Inbreng verslag schriftelijk overleg : Inbreng verslag van een schriftelijk overleg over het Fiche: Verordening verbod producten gemaakt met dwangarbeid (Kamerstuk 22112-3537)
2022D46777 INBRENG VERSLAG VAN EEN SCHRIFTELIJK OVERLEG
Binnen de vaste commissie voor Buitenlandse Handel en Ontwikkelingssamenwerking hebben
de onderstaande fracties de behoefte vragen en opmerkingen voor te leggen aan de Minister
voor Buitenlandse Handel en Ontwikkelingssamenwerking over het Fiche: Verordening
verbod producten gemaakt met dwangarbeid (Kamerstuk 22 112, nr. 3537).
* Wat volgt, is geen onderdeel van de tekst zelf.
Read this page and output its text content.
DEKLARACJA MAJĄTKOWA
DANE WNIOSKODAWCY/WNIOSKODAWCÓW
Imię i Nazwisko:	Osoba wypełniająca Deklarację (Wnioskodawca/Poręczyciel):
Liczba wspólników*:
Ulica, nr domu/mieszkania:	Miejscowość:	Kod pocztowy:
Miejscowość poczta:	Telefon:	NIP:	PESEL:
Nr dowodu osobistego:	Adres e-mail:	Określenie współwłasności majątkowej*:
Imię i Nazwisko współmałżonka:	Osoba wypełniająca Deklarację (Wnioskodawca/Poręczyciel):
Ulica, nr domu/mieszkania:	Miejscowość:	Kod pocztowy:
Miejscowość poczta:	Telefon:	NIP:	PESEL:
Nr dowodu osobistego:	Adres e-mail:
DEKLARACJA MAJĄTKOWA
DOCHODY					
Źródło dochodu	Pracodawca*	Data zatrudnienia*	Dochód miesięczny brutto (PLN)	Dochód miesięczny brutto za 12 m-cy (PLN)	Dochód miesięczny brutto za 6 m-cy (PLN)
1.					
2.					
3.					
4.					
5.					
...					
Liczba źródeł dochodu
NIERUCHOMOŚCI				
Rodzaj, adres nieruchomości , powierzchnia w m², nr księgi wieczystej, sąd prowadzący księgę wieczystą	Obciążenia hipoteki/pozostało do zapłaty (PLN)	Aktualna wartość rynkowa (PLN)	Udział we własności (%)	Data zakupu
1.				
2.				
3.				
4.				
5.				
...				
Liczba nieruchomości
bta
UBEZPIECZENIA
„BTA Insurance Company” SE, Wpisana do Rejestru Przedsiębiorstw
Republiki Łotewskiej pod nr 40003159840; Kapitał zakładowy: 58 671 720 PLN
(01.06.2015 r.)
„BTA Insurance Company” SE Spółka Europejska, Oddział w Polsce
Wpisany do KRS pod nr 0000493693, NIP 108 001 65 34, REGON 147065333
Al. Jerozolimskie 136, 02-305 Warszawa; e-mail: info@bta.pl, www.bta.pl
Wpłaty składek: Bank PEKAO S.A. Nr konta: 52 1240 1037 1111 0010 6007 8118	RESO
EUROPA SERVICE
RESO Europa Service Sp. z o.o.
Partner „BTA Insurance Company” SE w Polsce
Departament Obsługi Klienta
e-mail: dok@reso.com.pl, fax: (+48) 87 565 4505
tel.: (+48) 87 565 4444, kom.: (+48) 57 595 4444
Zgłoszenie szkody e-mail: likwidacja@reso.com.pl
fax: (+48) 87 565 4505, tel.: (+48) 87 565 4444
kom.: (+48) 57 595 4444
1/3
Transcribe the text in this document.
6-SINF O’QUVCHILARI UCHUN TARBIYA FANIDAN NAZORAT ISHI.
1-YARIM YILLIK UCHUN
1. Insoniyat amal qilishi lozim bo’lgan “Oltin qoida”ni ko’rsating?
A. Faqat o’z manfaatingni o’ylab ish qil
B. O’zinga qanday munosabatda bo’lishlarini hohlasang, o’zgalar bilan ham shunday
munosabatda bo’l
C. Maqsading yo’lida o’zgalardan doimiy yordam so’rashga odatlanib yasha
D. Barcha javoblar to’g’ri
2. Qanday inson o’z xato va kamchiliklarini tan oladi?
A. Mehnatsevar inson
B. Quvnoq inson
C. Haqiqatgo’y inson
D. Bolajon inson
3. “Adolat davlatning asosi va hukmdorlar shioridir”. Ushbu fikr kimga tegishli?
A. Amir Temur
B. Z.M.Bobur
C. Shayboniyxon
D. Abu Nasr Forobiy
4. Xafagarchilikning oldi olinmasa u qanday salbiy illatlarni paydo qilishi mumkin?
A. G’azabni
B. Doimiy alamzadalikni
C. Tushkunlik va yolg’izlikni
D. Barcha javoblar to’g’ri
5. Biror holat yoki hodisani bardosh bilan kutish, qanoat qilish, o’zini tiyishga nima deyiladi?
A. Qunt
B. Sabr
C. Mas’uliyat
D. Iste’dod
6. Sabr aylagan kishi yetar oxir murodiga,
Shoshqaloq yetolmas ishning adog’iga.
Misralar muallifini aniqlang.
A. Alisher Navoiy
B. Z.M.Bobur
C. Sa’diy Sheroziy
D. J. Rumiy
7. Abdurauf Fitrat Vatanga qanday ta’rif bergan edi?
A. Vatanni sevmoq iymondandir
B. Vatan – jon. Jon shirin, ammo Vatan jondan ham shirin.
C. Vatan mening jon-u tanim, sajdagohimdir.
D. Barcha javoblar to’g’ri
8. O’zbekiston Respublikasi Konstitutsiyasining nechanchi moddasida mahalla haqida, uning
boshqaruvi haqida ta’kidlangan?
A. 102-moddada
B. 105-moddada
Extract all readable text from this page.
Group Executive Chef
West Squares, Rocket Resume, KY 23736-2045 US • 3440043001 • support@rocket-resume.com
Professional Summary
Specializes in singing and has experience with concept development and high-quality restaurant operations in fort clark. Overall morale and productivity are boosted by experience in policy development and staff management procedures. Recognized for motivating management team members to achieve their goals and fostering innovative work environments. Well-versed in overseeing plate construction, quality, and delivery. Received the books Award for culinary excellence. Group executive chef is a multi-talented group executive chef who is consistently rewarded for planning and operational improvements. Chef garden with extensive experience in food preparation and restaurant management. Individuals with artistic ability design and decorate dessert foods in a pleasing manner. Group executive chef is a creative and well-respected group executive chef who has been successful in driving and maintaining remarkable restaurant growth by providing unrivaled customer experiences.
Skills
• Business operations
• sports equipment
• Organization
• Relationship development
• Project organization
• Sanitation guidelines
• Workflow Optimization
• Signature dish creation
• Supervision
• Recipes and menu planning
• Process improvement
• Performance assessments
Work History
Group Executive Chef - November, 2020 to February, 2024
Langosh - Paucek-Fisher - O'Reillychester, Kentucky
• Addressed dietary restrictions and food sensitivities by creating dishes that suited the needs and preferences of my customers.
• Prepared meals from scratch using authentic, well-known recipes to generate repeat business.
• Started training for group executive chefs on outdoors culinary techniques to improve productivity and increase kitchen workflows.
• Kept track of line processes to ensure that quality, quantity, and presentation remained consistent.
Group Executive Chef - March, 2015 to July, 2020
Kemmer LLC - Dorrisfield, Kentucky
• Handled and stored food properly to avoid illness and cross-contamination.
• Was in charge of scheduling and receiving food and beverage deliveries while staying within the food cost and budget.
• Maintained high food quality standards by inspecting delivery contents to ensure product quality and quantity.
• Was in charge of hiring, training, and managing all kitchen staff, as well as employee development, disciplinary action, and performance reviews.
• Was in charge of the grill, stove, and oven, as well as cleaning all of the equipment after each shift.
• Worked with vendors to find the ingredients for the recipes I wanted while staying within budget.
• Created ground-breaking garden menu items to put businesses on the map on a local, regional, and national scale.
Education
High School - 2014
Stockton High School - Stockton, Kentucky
De voorzitter van de commissie, Wuite
De griffier van de commissie, Meijers
Inhoudsopgave
blz.
I
Vragen en opmerkingen vanuit de fracties
2
Inbreng VVD-fractie
2
Inbreng D66-fractie
3
Inbreng CDA-fractie
4
Inbreng SP-fractie
5
Inbreng PvdA-fractie
5
Inbreng ChristenUnie-fractie
6
II
Antwoord / Reactie van de Minister
7
III
Volledige agenda
7
I. Vragen en opmerkingen vanuit de fracties
Inbreng leden van de VVD-fractie
De leden van de VVD-fractie danken de Minister voor het Fiche: «Verordening verbod
producten gemaakt met dwangarbeid» d.d. 10 november 2022. Zij hebben daarover nog
enkele vragen.
De Minister schrijft onder het kopje «2. Essentie voorstel» dat de bevoegde autoriteiten
van de lidstaten samenwerken en communiceren via een netwerk dat de coördinatie en
samenhang tussen de bevoegde autoriteiten van de lidstaten moet bevorderen en zo zorgt
voor een effectieve handhaving van het verbod. De leden van de VVD-fractie willen
de Minister vragen hoe dit netwerk formeel vorm krijgt en welke rol reeds bestaande
netwerken krijgen in de facilitering van de coördinatie.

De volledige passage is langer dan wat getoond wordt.